Wednesday, May 31, 2006

The Fossils Within Us

Cancer is viewed by most people as an accident. Something happens to turn cells bad. The view that I’ve had is that it is indeed an accident, but in fact many accidents, accidents filtered by the natural selection of the body itself. But things are a lot more complicated than I, and many others, have thought.

Presumably the body has many defenses against cancer – DNA correction processes, cell suicide, immune system responses, cell senescence, who knows what else. The result of these mechanisms is that we are probably "cured" of small cancerous events many times, maybe countless times, during our lives. The body is a paragon of self-correction, and why is that? The reason we can fix ourselves is that our ancestors were subject to natural selection pressures. Replication, variation and selection equals change, adaptation, fitness.

Pathogens are subject to the same forces, both within our bodies and within a population, filtered by the body’s defense mechanisms and by barriers to transmission. HIV is the customary exemplar of this concept. It is not particularly good at accurate reproduction, so it produces many bad copies, some viable. These copies are differentially resistant to or hidden from the immune system. The immune system adapts, since it is designed to work according to the same evolutionary rules, but it cannot keep up with the rate of variation for this pathogen. Each partially successful attempt at wiping out the virus just makes the surviving virus more resistant to your best tricks.

Our culture provides us with additional defensesmedical intervention, behavioral changes, research. Such tactics are extensions of and supplements to what the body tries to do, and the effortshave the same general impact on the virus. It changes. It adapts. The memory of RNA, (DNA in other pathogens) carries the successful adaptations. The copy errors induce new random changes, the sheer number of which are likely to create new adaptations. (This is why the viral load issue is so important.) So far, HIV is outsmarting us, individually, as a species and as a culture; but we are also very clever and won’t give up.

Cancer, as I have understood it, seems to follow the same scenario. Cancer cells reproduce without limitation and have sources of variation. Each of our defenses, each medical effort, each partially successful treatment, leaves some survivors. These survivors, although not as virulent as the original population perhaps, will be more resistant, thanks to natural selection, to our defenses. Unless completely wiped out, they will eventually destroy us.

There are two interesting aspects to cancer that make me question this understanding. 1) The defense mechanisms that a cancer develops can be extremely sophisticated, as noted in the BBC link . 2) Cancer, although it manifests itself with great variety, has customary, diagnosable types. There are recognizable syndromes, classifiable cells, predictable patterns. Now, the cancer cell has access to our entire genome, every protein, every trade secret from our distant past. It can, theoretically, reorganize these resources in any way to put up a defense.

We know that it can evolve, but it seems unlikely that it can evolve that fast, within a single person in a single lifetime. Do we think that it can be transmitted and thereby gain multiple generations to evolve more sophisticated responses?
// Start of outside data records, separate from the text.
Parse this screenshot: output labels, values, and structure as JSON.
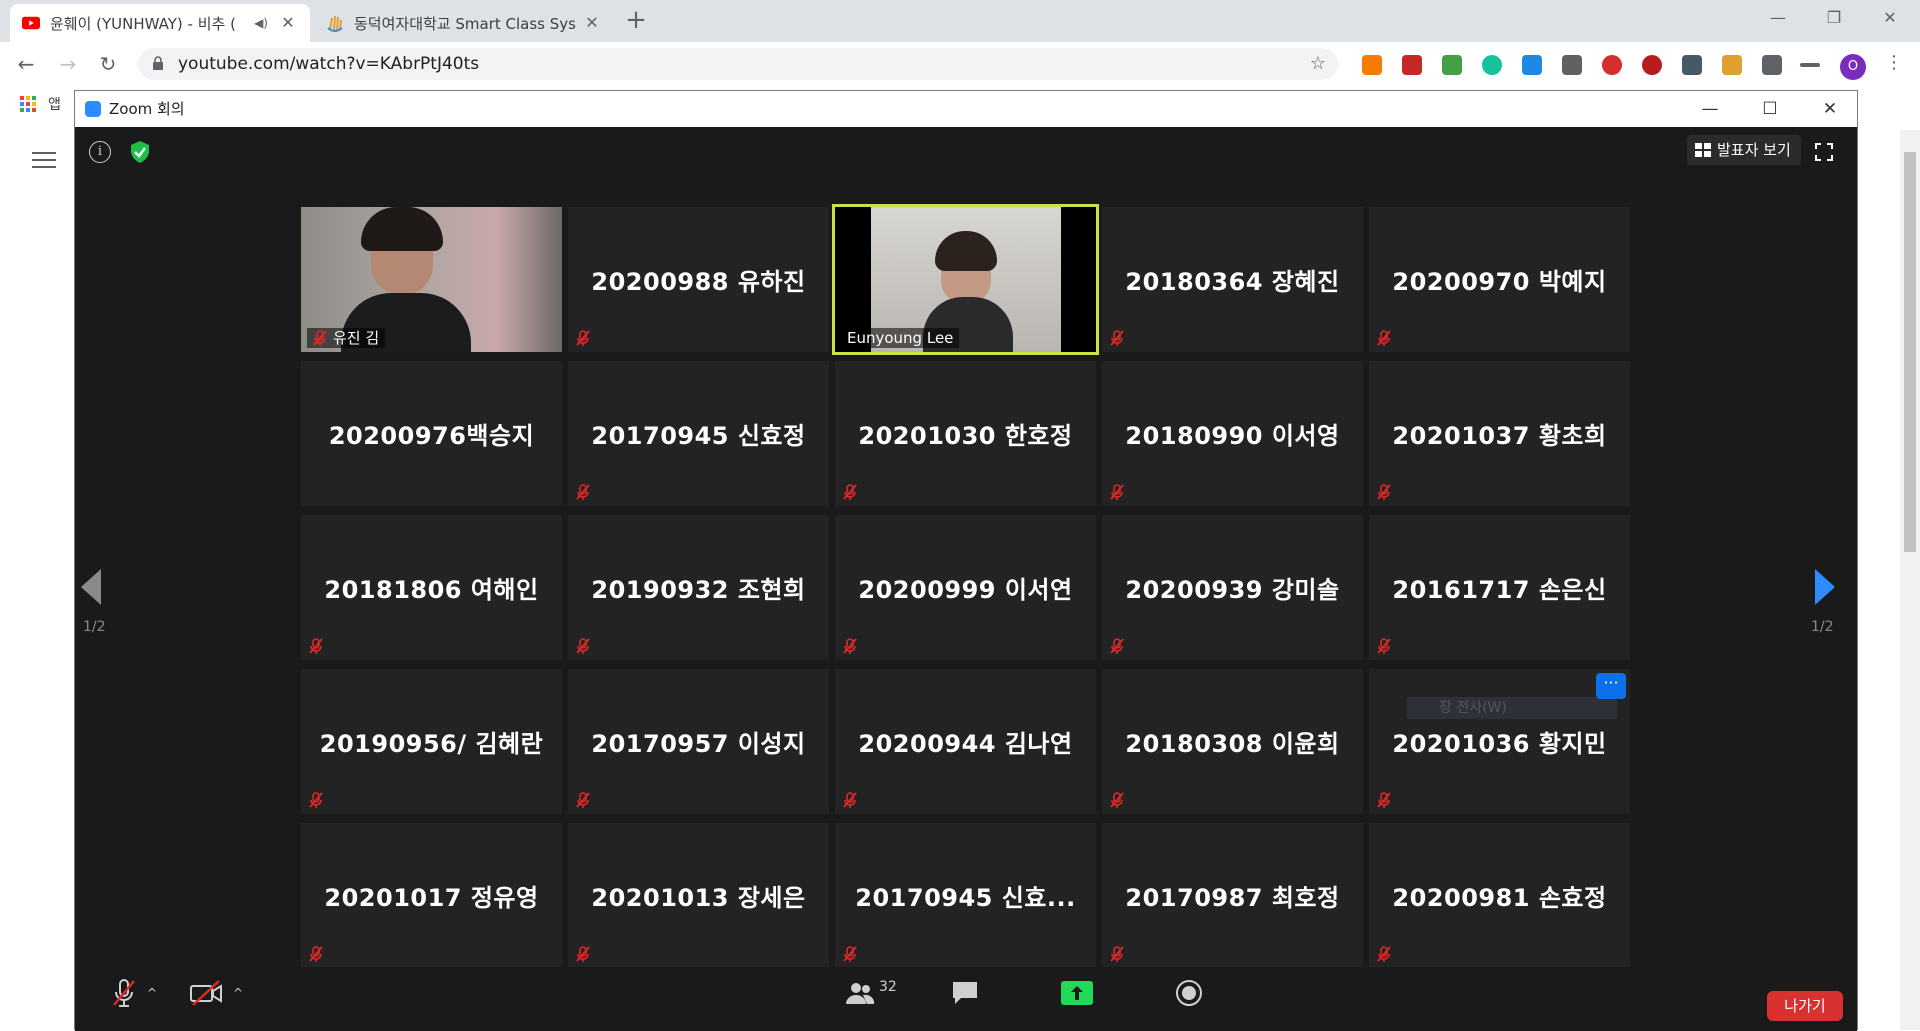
{
  "browser": {
    "tabs": [
      {
        "title": "윤훼이 (YUNHWAY) - 비추 (",
        "active": true,
        "favicon": "youtube-icon",
        "audio": true
      },
      {
        "title": "동덕여자대학교 Smart Class Sys",
        "active": false,
        "favicon": "hand-logo-icon"
      }
    ],
    "url": "youtube.com/watch?v=KAbrPtJ40ts",
    "profile_initial": "O",
    "bookmarks_apps_label": "앱"
  },
  "zoom": {
    "window_title": "Zoom 회의",
    "speaker_view_label": "발표자 보기",
    "page_indicator_left": "1/2",
    "page_indicator_right": "1/2",
    "participants_count": "32",
    "leave_label": "나가기",
    "ghost_label": "장 전사(W)",
    "more_label": "···",
    "tiles": [
      {
        "name": "유진 김",
        "video": true
      },
      {
        "name": "20200988 유하진"
      },
      {
        "name": "Eunyoung Lee",
        "video": true,
        "active": true
      },
      {
        "name": "20180364 장혜진"
      },
      {
        "name": "20200970 박예지"
      },
      {
        "name": "20200976백승지",
        "muted": false
      },
      {
        "name": "20170945 신효정"
      },
      {
        "name": "20201030 한호정"
      },
      {
        "name": "20180990 이서영"
      },
      {
        "name": "20201037 황초희"
      },
      {
        "name": "20181806 여해인"
      },
      {
        "name": "20190932 조현희"
      },
      {
        "name": "20200999 이서연"
      },
      {
        "name": "20200939 강미솔"
      },
      {
        "name": "20161717 손은신"
      },
      {
        "name": "20190956/ 김혜란"
      },
      {
        "name": "20170957 이성지"
      },
      {
        "name": "20200944 김나연"
      },
      {
        "name": "20180308 이윤희"
      },
      {
        "name": "20201036 황지민"
      },
      {
        "name": "20201017 정유영"
      },
      {
        "name": "20201013 장세은"
      },
      {
        "name": "20170945 신효..."
      },
      {
        "name": "20170987 최호정"
      },
      {
        "name": "20200981 손효정"
      }
    ]
  },
  "colors": {
    "active_speaker_border": "#c8e34a",
    "leave_button": "#d93030",
    "share_button": "#23d959",
    "nav_arrow_active": "#2d8cff",
    "mute_icon": "#e02828"
  }
}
There have been arguments in the past that viruses cause cancer. There is some connection with viruses. Certainly HPV can induce cervical cancer. But are these viruses actually transmitting the cancer or merely triggering a latency? It seems from statistical studies that many triggers exist. Only 15% of cancers are related to viruses, and often a cancer can start with no apparent trigger at all. There is also no evidence that cancer, per se, is infectious. So it seems to me unlikely that the memory of the cancer can extend past a single human except through the human’s own genome.

The implication here is that the sophistication of cancer is pre-packaged somehow, that certain versions are more likely because of a predisposition. I think it could be akin to a common mutation. There are genetic configurations that are unstable for some reason. Such genes can change easily and frequently to a particular mutated, but nonlethal, form. As I remember, dwarfism in humans is the result of such a mutation. They can also change to a lethal form. Could cancer just be a predictable mutation of somatic cells?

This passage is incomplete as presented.